My hon. Friend, who attended previous debates as assiduously as my hon. Friend the Member for South Suffolk (James Cartlidge), raises a good point. I think it is the noble Lord Lexden who has a private Member’s Bill in the Lords, and, in the past, other Members in this House have tried to change legislation so that a formal civil partnership would be available to sibling couples, typically two sisters who have lived together in a jointly owned property over many, many years. When one dies, the other is faced with a large inheritance tax bill and all sorts of other things that are clearly disadvantageous. I have a great deal of sympathy with that, but my response—Baroness Hodgson spoke to Lord Lexden and others about this—is, first, that the Bill is not the place to address that situation, because it is essentially a financial matter.
The Bill is about families and partnerships; that situation is about fair financial treatment between blood relatives who are committed to each other. If it were to be addressed in a finance Bill or a similar measure, I would have some sympathy for it. I think it should be judged on that basis. I am talking about couples who come together and may have children. I know there are some special circumstances, for example where a couple of sisters may be looking after a niece or nephew of a deceased sibling. It is complicated, but essentially it is a matter of financial unfairness and I would like to see it dealt with in financial legislation.

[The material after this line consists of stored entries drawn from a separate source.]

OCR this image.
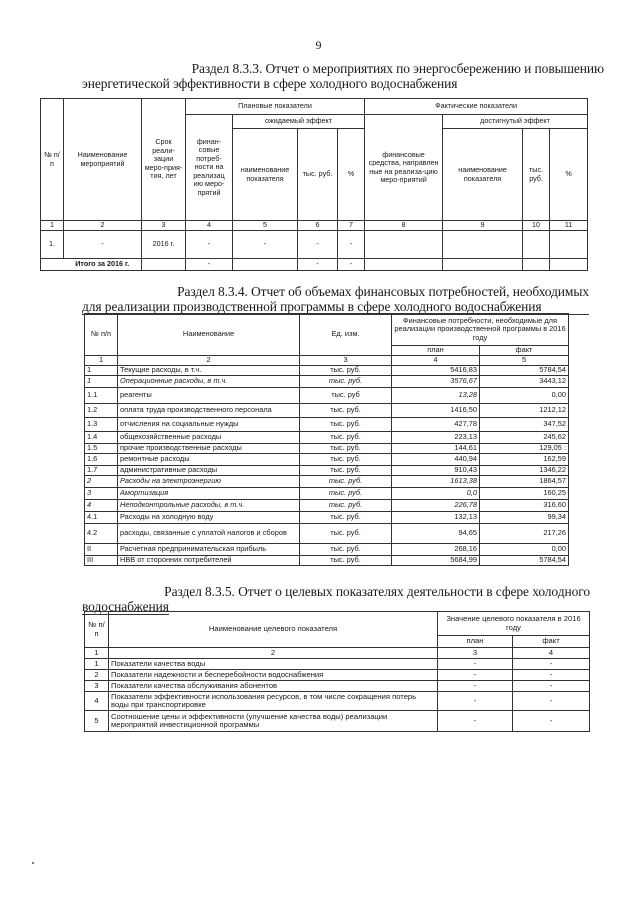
9
Раздел 8.3.3. Отчет о мероприятиях по энергосбережению и повышению
энергетической эффективности в сфере холодного водоснабжения
№ п/п	Наименование мероприятий	Срок реали-зации меро-прия-тия, лет	Плановые показатели				Фактические показатели			
			финан-совые потреб-ности на реализац ию меро-прятий	ожидаемый эффект			финансовые средства, направлен ные на реализа-цию меро-приятий	достигнутый эффект		
				наименование показателя	тыс. руб.	%		наименование показателя	тыс. руб.	%
1	2	3	4	5	6	7	8	9	10	11
1.	-	2016 г.	-	-	-	-				
	Итого за 2016 г.		-		-	-				
Раздел 8.3.4. Отчет об объемах финансовых потребностей, необходимых
для реализации производственной программы в сфере холодного водоснабжения
№ п/п	Наименование	Ед. изм.	Финансовые потребности, необходимые для реализации производственной программы в 2016 году	
			план	факт
1	2	3	4	5
1	Текущие расходы, в т.ч.	тыс. руб.	5416,83	5784,54
1	Операционные расходы, в т.ч.	тыс. руб.	3576,67	3443,12
1.1	реагенты	тыс. руб	13,28	0,00
1.2	оплата труда производственного персонала	тыс. руб.	1416,50	1212,12
1.3	отчисления на социальные нужды	тыс. руб.	427,78	347,52
1.4	общехозяйственные расходы	тыс. руб.	223,13	245,62
1.5	прочие производственные расходы	тыс. руб.	144,61	129,05 :
1.6	ремонтные расходы	тыс. руб.	440,94	162,59
1.7	административные расходы	тыс. руб.	910,43	1346,22
2	Расходы на электроэнергию	тыс. руб.	1613,38	1864,57
3	Амортизация	тыс. руб.	0,0	160,25
4	Неподконтрольные расходы, в т.ч.	тыс. руб.	226,78	316,60
4.1	Расходы на холодную воду	тыс. руб.	132,13	99,34
4.2	расходы, связанные с уплатой налогов и сборов	тыс. руб.	94,65	217,26
II	Расчетная предпринимательская прибыль	тыс. руб.	268,16	0,00
III	НВВ от сторонних потребителей	тыс. руб.	5684,99	5784,54
Раздел 8.3.5. Отчет о целевых показателях деятельности в сфере холодного
водоснабжения
№ п/п	Наименование целевого показателя	Значение целевого показателя в 2016 году	
		план	факт
1	2	3	4
1	Показатели качества воды	-	-
2	Показатели надежности и бесперебойности водоснабжения	-	-
3	Показатели качества обслуживания абонентов	-	-
4	Показатели эффективности использования ресурсов, в том числе сокращения потерь воды при транспортировке	-	-
5	Соотношение цены и эффективности (улучшение качества воды) реализации мероприятий инвестиционной программы	-	-
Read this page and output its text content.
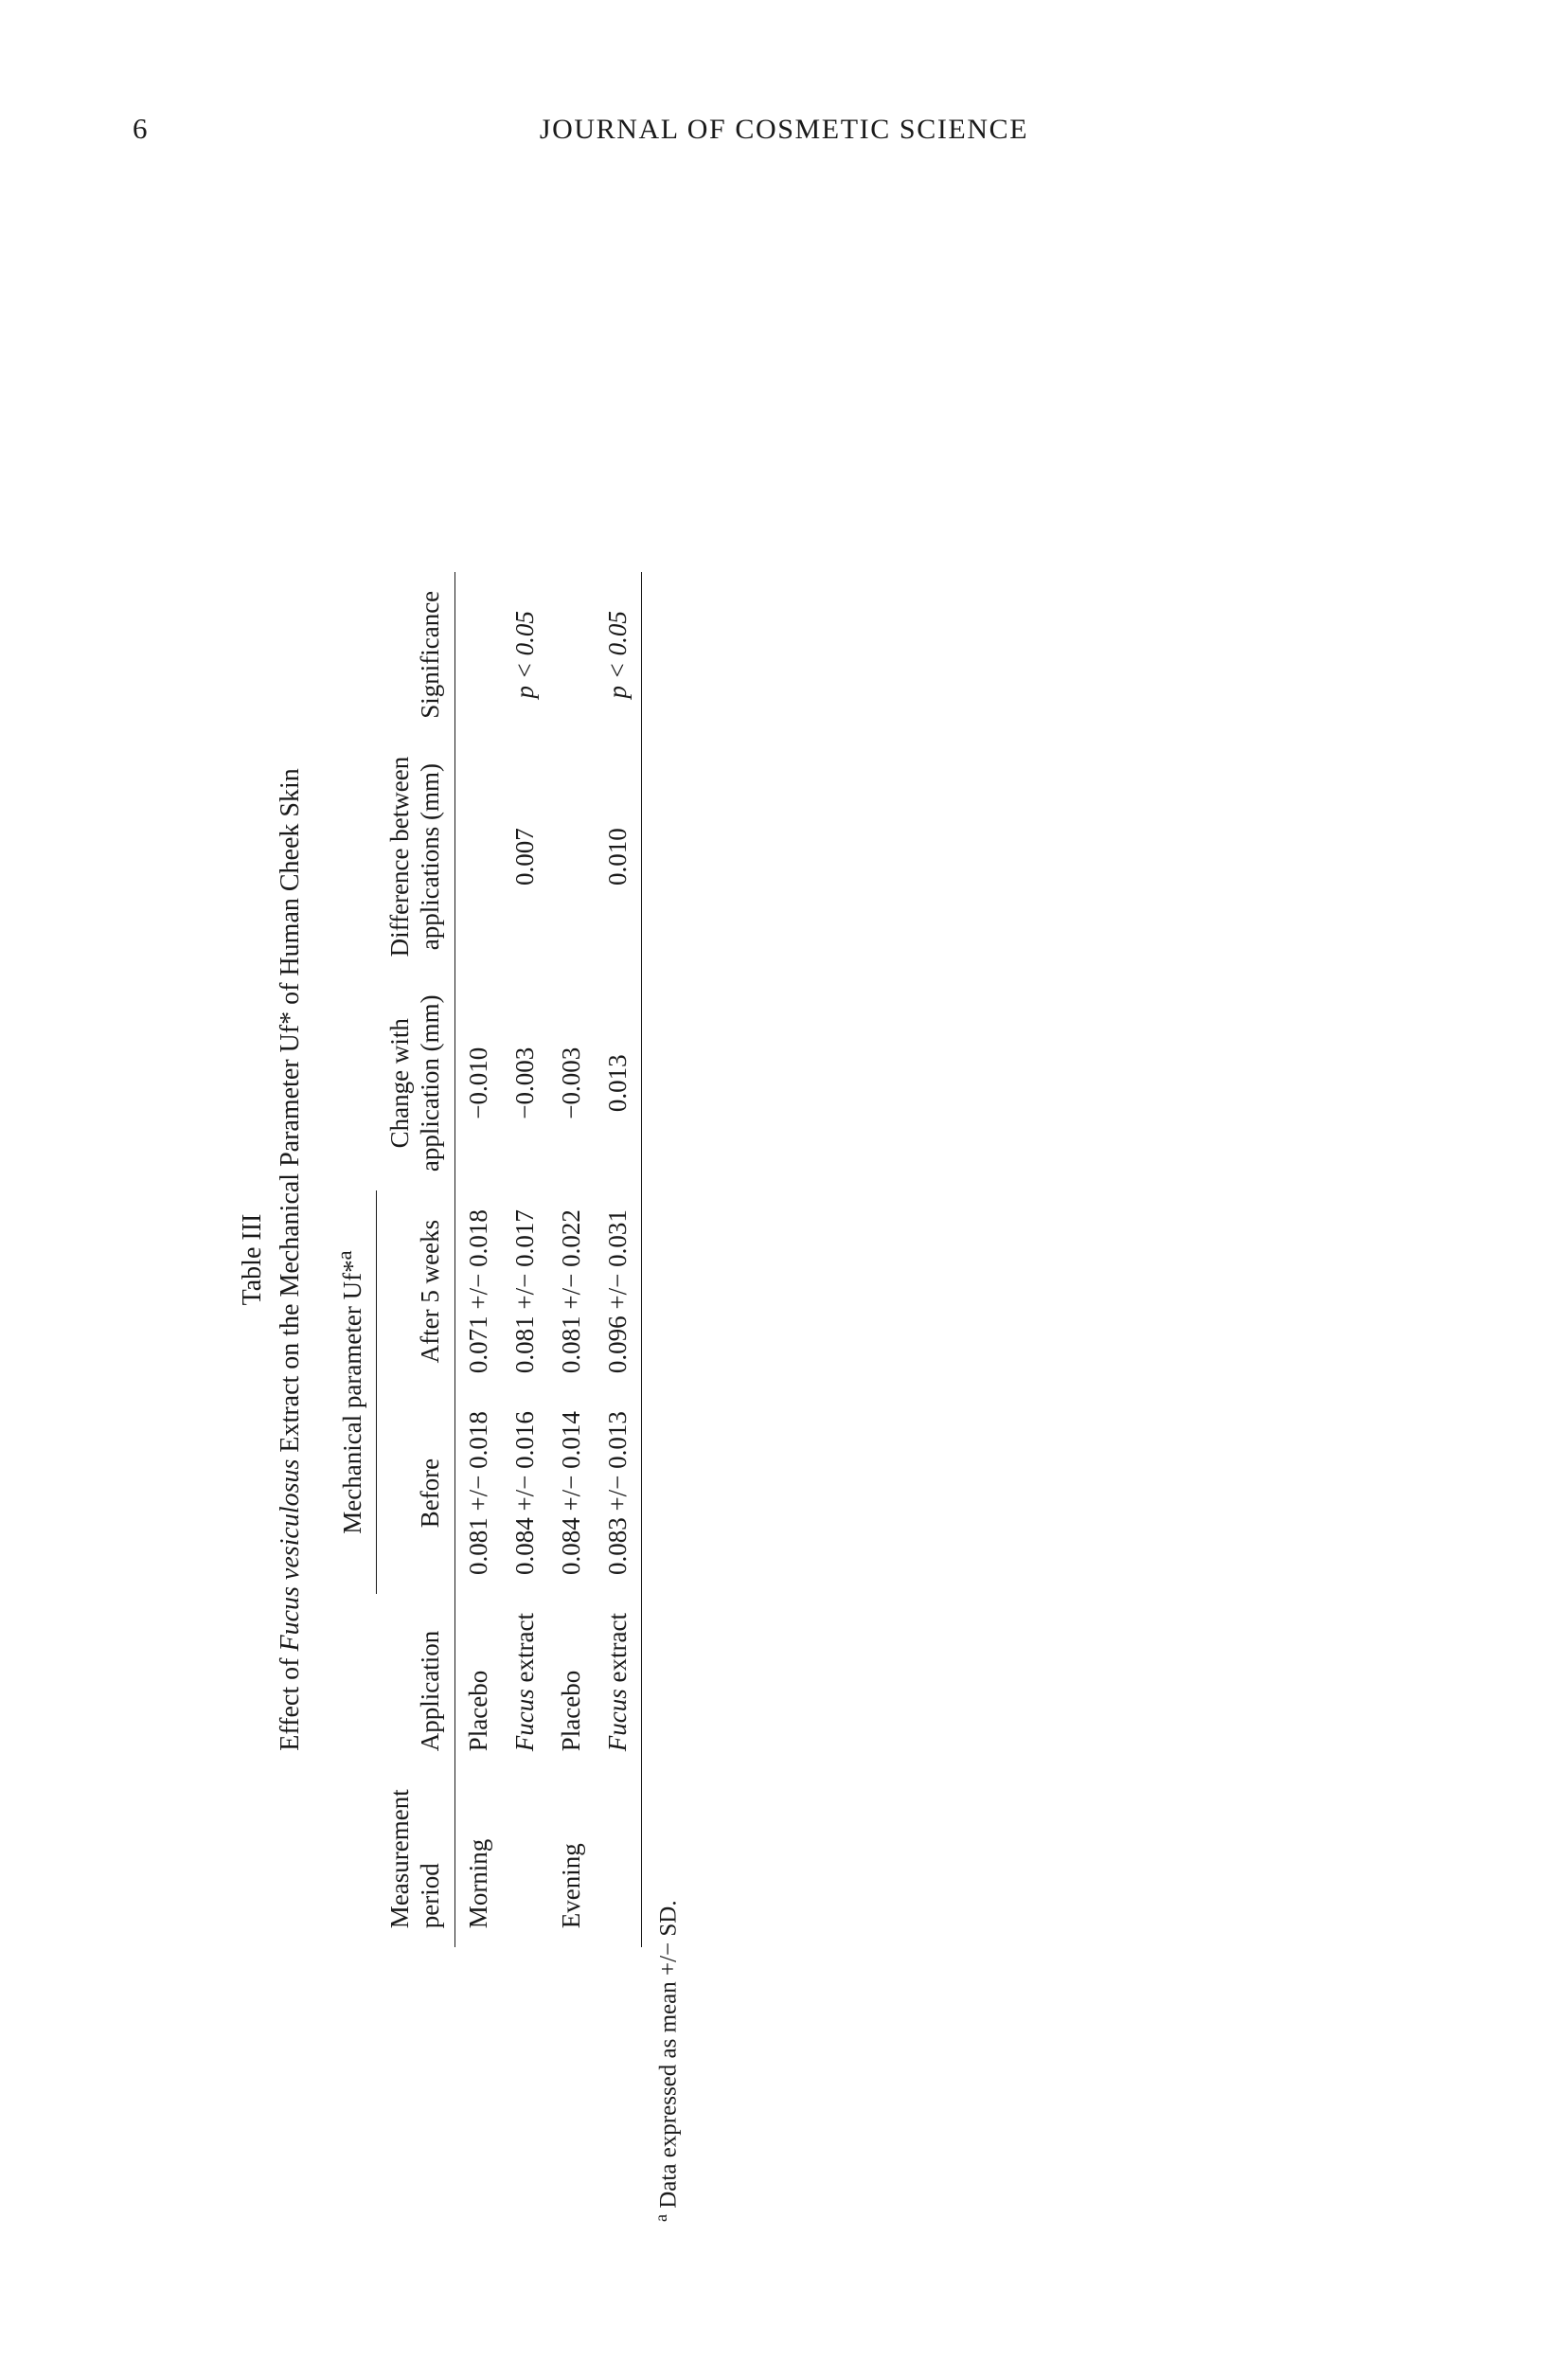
6	JOURNAL OF COSMETIC SCIENCE
Table III
Effect of Fucus vesiculosus Extract on the Mechanical Parameter Uf* of Human Cheek Skin
		Mechanical parameter Uf*$^a$			

Measurement period	Application	Before	After 5 weeks	Change with application (mm)	Difference between applications (mm)	Significance

Morning	Placebo	0.081 +/− 0.018	0.071 +/− 0.018	−0.010		
	Fucus extract	0.084 +/− 0.016	0.081 +/− 0.017	−0.003	0.007	p < 0.05
Evening	Placebo	0.084 +/− 0.014	0.081 +/− 0.022	−0.003		
	Fucus extract	0.083 +/− 0.013	0.096 +/− 0.031	0.013	0.010	p < 0.05
$^a$ Data expressed as mean +/− SD.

That is probably the strongest argument for it, but my hon. Friend has already said that his constituent was going to get married in the absence of this measure. I am nervous about the argument, “I would prefer something else because I feel that marriage is sexist.”
I completely respect my hon. Friend’s view, but the reality is that there are 3.2 million opposite-sex cohabiting couples who have no protections within the law, and half of them have children. One of my local registrars is running a waiting list for people waiting for this legislation. There is a lot of demand for it, and it can only bring about greater family stability, greater commitment and greater benefits in safe, healthy, loving upbringings for those children. That is why this is really important.
We will find out in due course when we pass this Bill whether that is the case. My fear is that the dissolution rate may be higher if people believe that civil partnerships are a softer institution.
I assure my hon. Friend that where there are different options—in France for example—the divorce rate among those who are conventionally married is rather greater than it is for those who have entered an opposite-sex civil partnership, so the data does not support that assertion.
At the moment, the dissolution rate for civil partnerships in the UK is higher than for marriages. Of course my hon. Friend is correct that it is not a good example, because there are a lot of other pressures on gay people. We will not know, in the unique circumstances of the UK, who is right until we do it, and I hope he is right.
I have said my bit on this subject, and today we will be passing some measures that I hugely welcome, that put right some of the issues raised by my hon. Friend the Member for Solihull and that give comfort to grieving families, who are much larger in number than is often realised in this country.